French commanders kept their offensives and objectives limited for the remainder of 1917, giving their army time to rest and regain its fighting spirit.

Musings

  • Pro-tip – When giving yourself a haircut, always make sure you put the right-sized guard on before you make the first cut.
    • My hair’s been shorter than this, but not by much and not in a long while.
    • Irish Woman is quite unhappy with the results, but it’s only temporary.
  • If the NFL is moving the Oakland Raiders to Las Vegas, have the legal fees for getting court permission for the players to leave California, as well as the relocation of the spouses, children, and parole officers, been factored in?
  • Apparently there were marches in cities in several countries today, with some getting quite violent.
    • Somebody needs to remind the French national police what a “whiff of grapeshot” is for.
    • Funny, you don’t hear about marches like this in truly poor countries.  I guess the working man in Haiti or Congo has too much going on just keeping a job and making money.
  • Work on “Lady of Eyre” continues.  Should be ready to go in the next week or two.
  • It appears that there is a personnel changeover happening at Fox News, with a prominent on-air person getting the sack, along with several executives, because several of them had an issue with acting professionally toward folks of the fairer sex while at work.
    • If only the BBC had been so quick to shed bad actors, no matter how glacial Fox has been.
    • Of course, I’m sure nobody from a news outlet that’s involved in such unseemly business could fail upward and land a great job at another news outlet.

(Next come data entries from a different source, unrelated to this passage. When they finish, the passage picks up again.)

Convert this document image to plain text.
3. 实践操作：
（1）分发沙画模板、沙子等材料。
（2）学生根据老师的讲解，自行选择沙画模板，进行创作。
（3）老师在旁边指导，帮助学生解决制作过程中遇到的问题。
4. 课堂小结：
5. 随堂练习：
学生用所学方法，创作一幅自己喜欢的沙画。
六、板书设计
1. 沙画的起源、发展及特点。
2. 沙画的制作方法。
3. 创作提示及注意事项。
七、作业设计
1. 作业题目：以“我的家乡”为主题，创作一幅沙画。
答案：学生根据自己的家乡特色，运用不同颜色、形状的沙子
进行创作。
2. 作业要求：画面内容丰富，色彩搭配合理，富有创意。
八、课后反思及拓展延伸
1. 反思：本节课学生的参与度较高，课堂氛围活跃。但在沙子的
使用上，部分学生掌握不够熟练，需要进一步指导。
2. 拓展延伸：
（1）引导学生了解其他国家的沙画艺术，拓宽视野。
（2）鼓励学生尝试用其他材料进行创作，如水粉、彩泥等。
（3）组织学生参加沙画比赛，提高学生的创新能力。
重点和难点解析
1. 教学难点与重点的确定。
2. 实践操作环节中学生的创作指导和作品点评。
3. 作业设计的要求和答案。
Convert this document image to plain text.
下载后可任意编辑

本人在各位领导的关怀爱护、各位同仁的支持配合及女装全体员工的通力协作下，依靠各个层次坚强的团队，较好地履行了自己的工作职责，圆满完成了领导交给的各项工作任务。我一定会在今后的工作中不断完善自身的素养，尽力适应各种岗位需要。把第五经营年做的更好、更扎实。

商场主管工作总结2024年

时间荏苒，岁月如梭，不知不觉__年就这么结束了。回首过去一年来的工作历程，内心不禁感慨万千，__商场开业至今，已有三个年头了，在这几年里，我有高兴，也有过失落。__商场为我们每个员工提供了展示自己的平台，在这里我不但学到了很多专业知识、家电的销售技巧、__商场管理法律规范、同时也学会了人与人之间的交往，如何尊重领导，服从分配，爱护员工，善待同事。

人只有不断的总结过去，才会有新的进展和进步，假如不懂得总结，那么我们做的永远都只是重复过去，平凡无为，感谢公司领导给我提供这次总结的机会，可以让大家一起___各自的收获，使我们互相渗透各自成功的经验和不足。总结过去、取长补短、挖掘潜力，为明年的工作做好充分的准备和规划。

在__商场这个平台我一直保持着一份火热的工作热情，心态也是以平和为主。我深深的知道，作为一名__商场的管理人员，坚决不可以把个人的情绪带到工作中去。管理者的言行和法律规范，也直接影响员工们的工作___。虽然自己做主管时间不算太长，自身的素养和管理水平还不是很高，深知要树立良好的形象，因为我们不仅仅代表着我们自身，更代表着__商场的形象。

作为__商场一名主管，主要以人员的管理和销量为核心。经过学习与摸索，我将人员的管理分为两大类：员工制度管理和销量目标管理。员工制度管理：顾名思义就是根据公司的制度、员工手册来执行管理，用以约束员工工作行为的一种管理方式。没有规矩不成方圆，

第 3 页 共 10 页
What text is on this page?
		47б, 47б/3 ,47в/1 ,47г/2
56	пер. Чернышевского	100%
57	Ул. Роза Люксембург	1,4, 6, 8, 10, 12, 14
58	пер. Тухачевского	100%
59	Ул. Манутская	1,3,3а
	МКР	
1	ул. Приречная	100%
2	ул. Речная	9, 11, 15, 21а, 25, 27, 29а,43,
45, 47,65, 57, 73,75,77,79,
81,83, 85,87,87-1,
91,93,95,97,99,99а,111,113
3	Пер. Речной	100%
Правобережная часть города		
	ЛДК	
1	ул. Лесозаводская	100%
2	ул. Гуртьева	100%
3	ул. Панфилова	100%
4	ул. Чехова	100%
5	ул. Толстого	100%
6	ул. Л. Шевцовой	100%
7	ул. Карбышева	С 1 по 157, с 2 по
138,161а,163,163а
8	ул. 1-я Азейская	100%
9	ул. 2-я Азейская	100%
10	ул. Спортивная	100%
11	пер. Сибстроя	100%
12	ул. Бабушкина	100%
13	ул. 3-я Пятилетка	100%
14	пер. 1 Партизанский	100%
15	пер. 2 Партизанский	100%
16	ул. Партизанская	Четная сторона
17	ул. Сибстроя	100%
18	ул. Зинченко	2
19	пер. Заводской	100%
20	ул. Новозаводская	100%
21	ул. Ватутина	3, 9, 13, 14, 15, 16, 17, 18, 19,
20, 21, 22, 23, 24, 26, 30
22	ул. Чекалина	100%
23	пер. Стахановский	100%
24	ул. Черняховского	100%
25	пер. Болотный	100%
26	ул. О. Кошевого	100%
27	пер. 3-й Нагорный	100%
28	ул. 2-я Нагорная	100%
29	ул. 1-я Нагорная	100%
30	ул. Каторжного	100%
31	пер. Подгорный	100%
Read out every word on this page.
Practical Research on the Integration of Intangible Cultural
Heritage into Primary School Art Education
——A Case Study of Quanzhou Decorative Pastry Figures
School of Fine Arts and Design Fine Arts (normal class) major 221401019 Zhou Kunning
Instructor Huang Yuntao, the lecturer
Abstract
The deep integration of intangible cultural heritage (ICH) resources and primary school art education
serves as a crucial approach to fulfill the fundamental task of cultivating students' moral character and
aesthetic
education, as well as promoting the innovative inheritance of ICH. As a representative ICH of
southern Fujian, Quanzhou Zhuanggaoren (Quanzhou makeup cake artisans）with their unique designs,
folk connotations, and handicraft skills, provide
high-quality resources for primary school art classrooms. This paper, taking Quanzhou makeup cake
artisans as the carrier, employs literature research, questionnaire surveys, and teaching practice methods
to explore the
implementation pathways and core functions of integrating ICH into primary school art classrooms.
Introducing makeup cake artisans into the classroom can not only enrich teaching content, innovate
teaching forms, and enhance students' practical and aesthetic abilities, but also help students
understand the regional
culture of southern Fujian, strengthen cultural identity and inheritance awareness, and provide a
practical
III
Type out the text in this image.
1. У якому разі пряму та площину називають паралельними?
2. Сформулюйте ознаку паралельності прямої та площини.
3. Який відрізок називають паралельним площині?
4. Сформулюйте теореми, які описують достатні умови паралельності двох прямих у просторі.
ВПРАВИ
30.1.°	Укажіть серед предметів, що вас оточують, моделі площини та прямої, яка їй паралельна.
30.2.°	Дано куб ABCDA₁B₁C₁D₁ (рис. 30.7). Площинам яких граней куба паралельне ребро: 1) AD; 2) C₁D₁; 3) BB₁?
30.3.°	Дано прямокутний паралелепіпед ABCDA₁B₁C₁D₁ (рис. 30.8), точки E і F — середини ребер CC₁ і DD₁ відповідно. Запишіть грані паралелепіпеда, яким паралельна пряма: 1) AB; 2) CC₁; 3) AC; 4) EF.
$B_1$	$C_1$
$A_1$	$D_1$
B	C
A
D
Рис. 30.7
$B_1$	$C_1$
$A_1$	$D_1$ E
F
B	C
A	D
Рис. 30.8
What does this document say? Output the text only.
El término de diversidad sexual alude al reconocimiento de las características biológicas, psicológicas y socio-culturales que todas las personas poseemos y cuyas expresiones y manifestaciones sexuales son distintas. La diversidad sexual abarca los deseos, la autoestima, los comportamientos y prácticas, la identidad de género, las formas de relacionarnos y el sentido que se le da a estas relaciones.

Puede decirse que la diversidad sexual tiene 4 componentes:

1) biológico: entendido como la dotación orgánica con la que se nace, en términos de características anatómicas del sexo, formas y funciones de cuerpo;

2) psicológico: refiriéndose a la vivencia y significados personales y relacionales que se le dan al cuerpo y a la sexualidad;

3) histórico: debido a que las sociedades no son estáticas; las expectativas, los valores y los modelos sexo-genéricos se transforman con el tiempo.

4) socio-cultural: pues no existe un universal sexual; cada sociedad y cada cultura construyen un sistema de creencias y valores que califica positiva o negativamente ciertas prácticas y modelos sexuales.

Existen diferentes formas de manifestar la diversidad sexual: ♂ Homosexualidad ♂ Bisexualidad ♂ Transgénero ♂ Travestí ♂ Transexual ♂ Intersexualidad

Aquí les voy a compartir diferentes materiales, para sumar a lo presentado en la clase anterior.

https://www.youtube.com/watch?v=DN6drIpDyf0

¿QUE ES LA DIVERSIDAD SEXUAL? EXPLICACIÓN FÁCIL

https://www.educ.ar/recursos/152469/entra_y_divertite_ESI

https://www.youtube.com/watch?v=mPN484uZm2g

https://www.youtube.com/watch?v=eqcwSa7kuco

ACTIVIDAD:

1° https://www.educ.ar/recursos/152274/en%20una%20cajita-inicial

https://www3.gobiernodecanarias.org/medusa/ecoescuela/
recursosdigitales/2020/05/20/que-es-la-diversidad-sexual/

Book Review – Rimworld – Into the Green

The latest from Jim Curtis, Rimworld – Into the Green, is out, and it’s a great yarn.

After a chance encounter with Dragoons and Traders turns a routine planet exploration into a rout that kills his team and his career, Lieutenant Ethan Fargo, medically retired, wants nothing more than to hole up in the backwater Rimworld he’d explored and enjoy a quiet retirement far from people or problems.

Unfortunately, he’s about to find out that he’s not as retired as he wants to be, and that his new home system comes with dangers, politics, and Dragoon sightings of its own. What promised to be a boring retirement will turn out to be anything but.

Into the Green occurs in the same universe as Curtis’ earlier short work, Stranded, in which humanity struggles against the voracious alien Dragoons and their human toadies, the Traders.  The main character, Fargo, is a veteran of both combat and exploration who returns to a nice, quiet planet to retire and enjoy the rest of his life.  Of course, the universe is having none of that, and soon he is embroiled in conflict with both invaders and turncoats.

This is a fast-moving story, and I enjoyed every page.  If you’re looking for something for the beach, the cabin, or the lake and you enjoy sci-fi adventures, you’ll like Into the Green.